思わずといった風に指摘したのは、第二王子だった。アデイラは扇子で目から下を隠す。
「まあ。殿下ともあろう方が、淑女の努力を言葉にするものではございませんわよ」
ねえ、と周りの女性陣に微笑むが、みな一様に心配そうな表情をしている。
苛烈で激情型だが、婚約者が関わらなければ厚情なアデイラは、意外と友人が多い。彼女らは、昔からの幼馴染だ。
「確かに、紳士の発言ではございませんが……アデイラ様、お身体は大丈夫ですか?」
「不躾で申し訳ありません。でも、お顔の色も優れないようですし、心配ですわ」
にこにこと笑っているのに、なぜか心配された。クロードを追い回していないからだろうか。
「問題ありませんわ。そうだわ、みなさま。今度我が家の……」
クロードを追いかける気にはなれないアデイラは、その後も広く社交に励んだ。
普段はひと言ふた言くらいしか話さない相手とゆっくり向かい合うと、なかなか得られるものが大きい。
大変満足しながら人混みを泳いでいると、ふと視界に王女と笑い合うクロードを見つけた。
好みそのものの外見の婚約者は、どこにいても見つけてしまえるのが難点だ。
アデイラには向けたことのない、柔らかで慕わしい色を称えた淡灰色。
向かい合う王女も頬が染まり、どこからどう見ても相思相愛といった様子だ。
今までなら、すかさず近寄ってワインでもかけて、せせら笑いながら嫌味を浴びせた。
あるいは、衆目の前で派手に転ばせたかもしれない。
でも。……なんて、いうか。
「アデイラ嬢、ダンスはどう?」
ぼうっと婚約者と王女の様子を眺めていたアデイラは、ふとかけられた声に我に返った。
見れば、第二王子が手を差し出して笑っている。
「ありがとうございます。ですが、パートナーとのダンスを終えていませんので」
夜会では、初めに踊るのはパートナーと決まっている。そうでなければ、他の人とは踊れない。
アデイラは、夜会でダンスをしたことがなかった。
それを知っているはずなのにと首を傾げると、第二王子は肩を竦めた。
「義務を果たさない相手に、義理立てしなくてもいいんじゃない?」
「まあ」
ふふ、と思わず笑みがこぼれた。今まで、アデイラの苛烈さのせいで、クロードの無作法が咎められたことはない。
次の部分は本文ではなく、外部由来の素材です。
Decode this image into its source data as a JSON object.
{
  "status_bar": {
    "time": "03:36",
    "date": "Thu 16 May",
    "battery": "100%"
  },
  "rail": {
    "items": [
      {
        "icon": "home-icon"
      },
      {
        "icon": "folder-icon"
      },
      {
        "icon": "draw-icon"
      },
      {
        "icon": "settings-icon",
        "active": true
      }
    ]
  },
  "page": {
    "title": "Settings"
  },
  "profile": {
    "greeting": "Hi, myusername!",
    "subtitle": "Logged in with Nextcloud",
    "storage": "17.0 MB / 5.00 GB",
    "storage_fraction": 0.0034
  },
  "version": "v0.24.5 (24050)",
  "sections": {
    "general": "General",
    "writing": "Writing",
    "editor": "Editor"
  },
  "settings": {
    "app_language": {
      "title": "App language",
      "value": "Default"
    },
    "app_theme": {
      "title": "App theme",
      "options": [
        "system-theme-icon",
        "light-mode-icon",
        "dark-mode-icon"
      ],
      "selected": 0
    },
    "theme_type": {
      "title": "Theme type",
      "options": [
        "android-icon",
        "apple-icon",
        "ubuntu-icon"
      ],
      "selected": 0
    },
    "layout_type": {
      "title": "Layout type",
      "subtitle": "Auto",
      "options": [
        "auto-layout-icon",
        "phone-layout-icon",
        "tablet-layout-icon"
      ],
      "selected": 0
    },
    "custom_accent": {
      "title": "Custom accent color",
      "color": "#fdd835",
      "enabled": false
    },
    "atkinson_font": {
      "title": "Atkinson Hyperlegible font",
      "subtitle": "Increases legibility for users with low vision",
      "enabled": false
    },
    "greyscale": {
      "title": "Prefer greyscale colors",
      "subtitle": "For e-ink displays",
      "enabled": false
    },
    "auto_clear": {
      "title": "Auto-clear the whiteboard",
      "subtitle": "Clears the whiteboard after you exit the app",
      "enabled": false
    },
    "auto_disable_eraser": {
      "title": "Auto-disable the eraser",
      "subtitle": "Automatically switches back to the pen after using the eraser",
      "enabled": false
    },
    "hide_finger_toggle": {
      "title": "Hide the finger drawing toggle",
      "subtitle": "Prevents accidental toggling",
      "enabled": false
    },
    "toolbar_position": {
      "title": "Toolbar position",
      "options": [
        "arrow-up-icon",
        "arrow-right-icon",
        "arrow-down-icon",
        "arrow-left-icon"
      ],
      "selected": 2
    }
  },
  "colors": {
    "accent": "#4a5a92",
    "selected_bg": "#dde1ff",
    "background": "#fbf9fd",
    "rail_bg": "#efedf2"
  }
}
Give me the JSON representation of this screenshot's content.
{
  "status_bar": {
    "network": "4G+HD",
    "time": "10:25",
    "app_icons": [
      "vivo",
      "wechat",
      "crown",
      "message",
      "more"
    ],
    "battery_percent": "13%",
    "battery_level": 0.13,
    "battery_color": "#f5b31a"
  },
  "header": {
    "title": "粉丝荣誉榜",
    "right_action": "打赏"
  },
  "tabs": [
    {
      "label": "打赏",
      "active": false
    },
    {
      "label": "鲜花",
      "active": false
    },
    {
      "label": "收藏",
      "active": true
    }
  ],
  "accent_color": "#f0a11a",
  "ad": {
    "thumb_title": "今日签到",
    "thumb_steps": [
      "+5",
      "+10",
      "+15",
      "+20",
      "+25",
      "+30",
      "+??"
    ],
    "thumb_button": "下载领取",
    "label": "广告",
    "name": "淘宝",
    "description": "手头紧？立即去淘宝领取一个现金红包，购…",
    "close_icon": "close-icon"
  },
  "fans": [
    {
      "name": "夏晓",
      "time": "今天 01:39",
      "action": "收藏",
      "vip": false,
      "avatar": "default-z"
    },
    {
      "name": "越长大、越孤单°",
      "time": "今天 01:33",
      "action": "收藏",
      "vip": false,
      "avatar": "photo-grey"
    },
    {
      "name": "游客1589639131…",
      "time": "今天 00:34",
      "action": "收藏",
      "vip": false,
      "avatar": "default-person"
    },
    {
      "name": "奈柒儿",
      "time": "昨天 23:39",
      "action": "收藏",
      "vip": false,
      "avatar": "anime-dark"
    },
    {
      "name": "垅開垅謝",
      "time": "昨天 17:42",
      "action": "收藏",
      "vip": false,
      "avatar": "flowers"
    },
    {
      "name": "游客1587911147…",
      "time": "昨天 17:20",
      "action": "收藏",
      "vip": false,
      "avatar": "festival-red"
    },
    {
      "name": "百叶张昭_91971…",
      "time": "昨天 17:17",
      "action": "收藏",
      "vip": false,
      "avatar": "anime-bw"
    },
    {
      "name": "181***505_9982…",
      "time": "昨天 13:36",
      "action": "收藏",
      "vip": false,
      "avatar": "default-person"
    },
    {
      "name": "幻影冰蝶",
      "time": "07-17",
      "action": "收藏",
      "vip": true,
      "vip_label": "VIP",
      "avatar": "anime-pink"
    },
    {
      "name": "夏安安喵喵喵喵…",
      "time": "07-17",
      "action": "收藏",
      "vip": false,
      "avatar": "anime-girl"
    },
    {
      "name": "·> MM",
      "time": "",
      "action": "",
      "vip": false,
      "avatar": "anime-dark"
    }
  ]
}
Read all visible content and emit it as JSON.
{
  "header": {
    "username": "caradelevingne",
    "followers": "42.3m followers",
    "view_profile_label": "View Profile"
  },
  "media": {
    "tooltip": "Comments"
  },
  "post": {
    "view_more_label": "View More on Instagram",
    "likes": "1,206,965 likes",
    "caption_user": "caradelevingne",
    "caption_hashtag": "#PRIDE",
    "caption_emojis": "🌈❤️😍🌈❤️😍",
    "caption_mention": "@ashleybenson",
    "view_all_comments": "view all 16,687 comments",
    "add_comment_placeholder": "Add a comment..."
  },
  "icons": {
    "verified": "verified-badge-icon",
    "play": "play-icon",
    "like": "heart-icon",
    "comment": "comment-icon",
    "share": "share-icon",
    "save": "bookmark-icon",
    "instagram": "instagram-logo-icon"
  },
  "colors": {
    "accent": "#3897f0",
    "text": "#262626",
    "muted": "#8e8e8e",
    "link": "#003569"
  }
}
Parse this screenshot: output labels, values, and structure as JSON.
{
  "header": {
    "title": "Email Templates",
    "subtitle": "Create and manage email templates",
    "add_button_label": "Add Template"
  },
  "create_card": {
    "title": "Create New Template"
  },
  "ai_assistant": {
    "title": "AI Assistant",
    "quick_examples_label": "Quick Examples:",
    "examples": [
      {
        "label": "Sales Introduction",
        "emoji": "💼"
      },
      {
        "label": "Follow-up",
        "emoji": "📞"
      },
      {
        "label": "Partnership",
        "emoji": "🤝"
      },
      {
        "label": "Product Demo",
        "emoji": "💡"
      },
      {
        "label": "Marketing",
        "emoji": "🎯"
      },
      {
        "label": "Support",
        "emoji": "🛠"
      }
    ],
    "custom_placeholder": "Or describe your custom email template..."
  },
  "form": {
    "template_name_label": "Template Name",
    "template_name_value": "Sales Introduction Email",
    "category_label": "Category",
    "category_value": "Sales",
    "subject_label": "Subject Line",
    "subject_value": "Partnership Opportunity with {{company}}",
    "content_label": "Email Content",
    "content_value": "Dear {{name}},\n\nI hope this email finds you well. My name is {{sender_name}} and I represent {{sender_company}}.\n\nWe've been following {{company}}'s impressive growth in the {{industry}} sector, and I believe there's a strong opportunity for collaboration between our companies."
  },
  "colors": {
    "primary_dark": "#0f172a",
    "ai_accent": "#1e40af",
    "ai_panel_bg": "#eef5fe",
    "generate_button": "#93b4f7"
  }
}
たった少しの言動で、ころっと手のひらを返すのか。なんてくだらない。
「婚約者のいる身ですので、どうか」
軽くカーテシーをして、明るめに微笑む。第二王子も本気ではなかったようで、笑みを返した。
「なら、目的地までエスコートするよ」
「では、有難く」
手を預けてから、あ、と気づく。
この方は、アデイラの視界から二人を外そうとしたのか。
王女の婚姻相手の第一候補は、この第二王子なのに。こちらが気を遣わせてしまった。
少々気まずくなりながら、話題豊富な彼との会話に意識を移した。